The automated dry weighing system is the latest in OAL’s range of machinery following a joint project with the University of Lincoln on its APRIL robotic chef development and two other Innovate UK projects focused on steam infusion high speed cooking and cryogenic cooling of food products.
National Centre for Food Manufacturing
“The time is right for robotics. There have been a couple of false dawns but the industry needs a productivity boost and the technology is now available at the right price,” said Stephen White, lead automation engineer, OAL.
“APRIL is a great example of this in the way she uses robotics to simplify how we cook food. We’re able to emulate how you would cook at home with small batches with up to half the amount of capital of equipment required in a traditional system.

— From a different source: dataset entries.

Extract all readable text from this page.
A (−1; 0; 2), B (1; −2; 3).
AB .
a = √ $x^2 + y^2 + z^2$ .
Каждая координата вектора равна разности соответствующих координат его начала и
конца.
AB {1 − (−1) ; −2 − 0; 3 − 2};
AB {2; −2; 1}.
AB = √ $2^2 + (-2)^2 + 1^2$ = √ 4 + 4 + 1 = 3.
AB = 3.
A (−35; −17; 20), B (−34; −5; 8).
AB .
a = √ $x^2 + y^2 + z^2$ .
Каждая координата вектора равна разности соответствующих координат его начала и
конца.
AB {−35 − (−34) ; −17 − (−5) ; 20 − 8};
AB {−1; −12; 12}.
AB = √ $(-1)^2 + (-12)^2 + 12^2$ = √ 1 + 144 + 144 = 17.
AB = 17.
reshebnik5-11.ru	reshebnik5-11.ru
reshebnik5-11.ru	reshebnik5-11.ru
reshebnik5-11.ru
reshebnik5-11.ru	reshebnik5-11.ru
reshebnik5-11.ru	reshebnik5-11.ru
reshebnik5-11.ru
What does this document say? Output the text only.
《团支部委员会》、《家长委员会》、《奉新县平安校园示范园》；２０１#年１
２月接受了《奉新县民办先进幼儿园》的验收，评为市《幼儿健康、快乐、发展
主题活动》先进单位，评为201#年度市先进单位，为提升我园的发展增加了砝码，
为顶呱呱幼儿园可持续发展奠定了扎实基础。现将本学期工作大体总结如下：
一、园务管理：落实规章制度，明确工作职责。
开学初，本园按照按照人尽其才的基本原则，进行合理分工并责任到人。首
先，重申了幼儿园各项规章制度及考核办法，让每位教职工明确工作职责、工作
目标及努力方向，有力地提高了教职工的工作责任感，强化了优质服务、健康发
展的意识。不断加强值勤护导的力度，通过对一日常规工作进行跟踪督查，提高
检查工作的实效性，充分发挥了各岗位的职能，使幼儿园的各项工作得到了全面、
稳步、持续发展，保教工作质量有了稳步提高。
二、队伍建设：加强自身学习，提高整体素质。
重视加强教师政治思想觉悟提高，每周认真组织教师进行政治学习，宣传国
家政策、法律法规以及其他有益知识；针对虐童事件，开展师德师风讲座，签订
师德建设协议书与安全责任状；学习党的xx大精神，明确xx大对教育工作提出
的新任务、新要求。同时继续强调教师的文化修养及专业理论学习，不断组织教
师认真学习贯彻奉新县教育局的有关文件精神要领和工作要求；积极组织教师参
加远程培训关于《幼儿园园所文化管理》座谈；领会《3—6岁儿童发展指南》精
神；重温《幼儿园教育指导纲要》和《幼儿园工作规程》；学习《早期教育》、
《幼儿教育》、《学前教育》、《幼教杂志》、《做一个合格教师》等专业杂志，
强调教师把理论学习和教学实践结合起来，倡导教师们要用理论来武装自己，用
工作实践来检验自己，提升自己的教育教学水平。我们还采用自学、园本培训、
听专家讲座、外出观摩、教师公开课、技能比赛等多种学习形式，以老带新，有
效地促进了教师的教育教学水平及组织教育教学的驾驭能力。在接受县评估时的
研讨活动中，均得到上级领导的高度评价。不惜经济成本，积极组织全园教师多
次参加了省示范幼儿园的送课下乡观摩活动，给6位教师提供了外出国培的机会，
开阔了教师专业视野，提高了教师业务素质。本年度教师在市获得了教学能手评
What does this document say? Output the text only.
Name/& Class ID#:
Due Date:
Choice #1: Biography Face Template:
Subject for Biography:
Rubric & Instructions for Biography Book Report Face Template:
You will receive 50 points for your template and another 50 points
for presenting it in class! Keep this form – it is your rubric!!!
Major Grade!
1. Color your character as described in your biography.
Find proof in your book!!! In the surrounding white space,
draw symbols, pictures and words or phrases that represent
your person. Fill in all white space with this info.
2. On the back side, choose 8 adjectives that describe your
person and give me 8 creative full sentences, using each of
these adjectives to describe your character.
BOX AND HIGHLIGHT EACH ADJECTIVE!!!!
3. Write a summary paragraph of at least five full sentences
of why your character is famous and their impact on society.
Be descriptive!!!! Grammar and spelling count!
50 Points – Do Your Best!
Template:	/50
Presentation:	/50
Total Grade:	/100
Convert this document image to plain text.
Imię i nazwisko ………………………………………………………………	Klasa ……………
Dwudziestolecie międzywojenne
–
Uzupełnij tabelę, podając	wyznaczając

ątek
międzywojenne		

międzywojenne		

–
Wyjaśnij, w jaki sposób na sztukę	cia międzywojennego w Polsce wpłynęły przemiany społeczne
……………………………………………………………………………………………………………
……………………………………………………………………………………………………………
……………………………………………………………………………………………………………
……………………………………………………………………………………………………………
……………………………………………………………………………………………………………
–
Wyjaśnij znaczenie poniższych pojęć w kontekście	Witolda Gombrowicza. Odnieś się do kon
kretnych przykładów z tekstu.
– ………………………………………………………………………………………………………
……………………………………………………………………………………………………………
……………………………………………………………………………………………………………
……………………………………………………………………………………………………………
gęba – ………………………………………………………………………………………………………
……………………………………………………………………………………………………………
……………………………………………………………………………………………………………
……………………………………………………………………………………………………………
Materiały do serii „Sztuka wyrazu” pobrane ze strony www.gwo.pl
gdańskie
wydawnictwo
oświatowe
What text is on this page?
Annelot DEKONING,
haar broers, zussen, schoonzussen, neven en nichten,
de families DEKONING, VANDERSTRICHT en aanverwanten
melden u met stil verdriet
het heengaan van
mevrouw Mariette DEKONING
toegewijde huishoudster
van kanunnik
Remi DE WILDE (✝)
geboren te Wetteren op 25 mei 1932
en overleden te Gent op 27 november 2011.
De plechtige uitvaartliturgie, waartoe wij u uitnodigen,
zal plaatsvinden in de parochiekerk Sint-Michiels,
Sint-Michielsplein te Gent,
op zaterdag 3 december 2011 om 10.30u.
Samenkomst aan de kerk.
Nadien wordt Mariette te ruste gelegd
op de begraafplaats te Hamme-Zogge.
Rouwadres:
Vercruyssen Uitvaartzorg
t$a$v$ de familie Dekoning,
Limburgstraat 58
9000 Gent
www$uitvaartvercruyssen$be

“The University of Lincoln is a fantastic industrial partner and we’ve accelerated the progress of the project by working at the National Centre for Food Manufacturing.
“Working in an SME we’re very quick to jump on new ideas that can span many engineering disciplines. It’s vital to be able to access the advanced knowledge across the University of Lincoln from robotics to advanced modelling.”
The one-year project supported by a £448,850 grant from the UK Government via Innovate UK and the EPSRC's Robotics and Autonomous Systems (RAS) research fund, will focus on automating the processes of handling, weighing and transporting raw ingredients in the food and beverage industry.
It will also develop hygiene and food safety features which will be crucial when using robotic production systems within the food manufacturing sector.
By automating the handling and movements of raw ingredients, the researchers expect to make major advances in efficiency, quality and quantity in the production of food products such as sauces and soups when compared with traditional processing technologies.
The research will take place in the Robotics & Automation Zone of the National Centre for Food Manufacturing at the University of Lincoln's Holbeach Campus in South Lincolnshire, in the UK.
"This project tackles directly many of the technical and scientific challenges in material handling for robotic automation of food manufacturing processes. In doing so, it will greatly enhance the potential for companies of all sizes to embrace the improvements in productivity, sustainability and quality which these technologies make possible,” added Mark Swainson, deputy head and lead for Research and Higher Education, the National Centre for Food Manufacturing.
According to Jake Norman, sales and marketing manager, OAL, the industry will see a dramatic rise in the number of robots and by launching the APRIL Robotics Weighing Station it is connecting with food manufacturers that are looking to automate their ingredient preparation.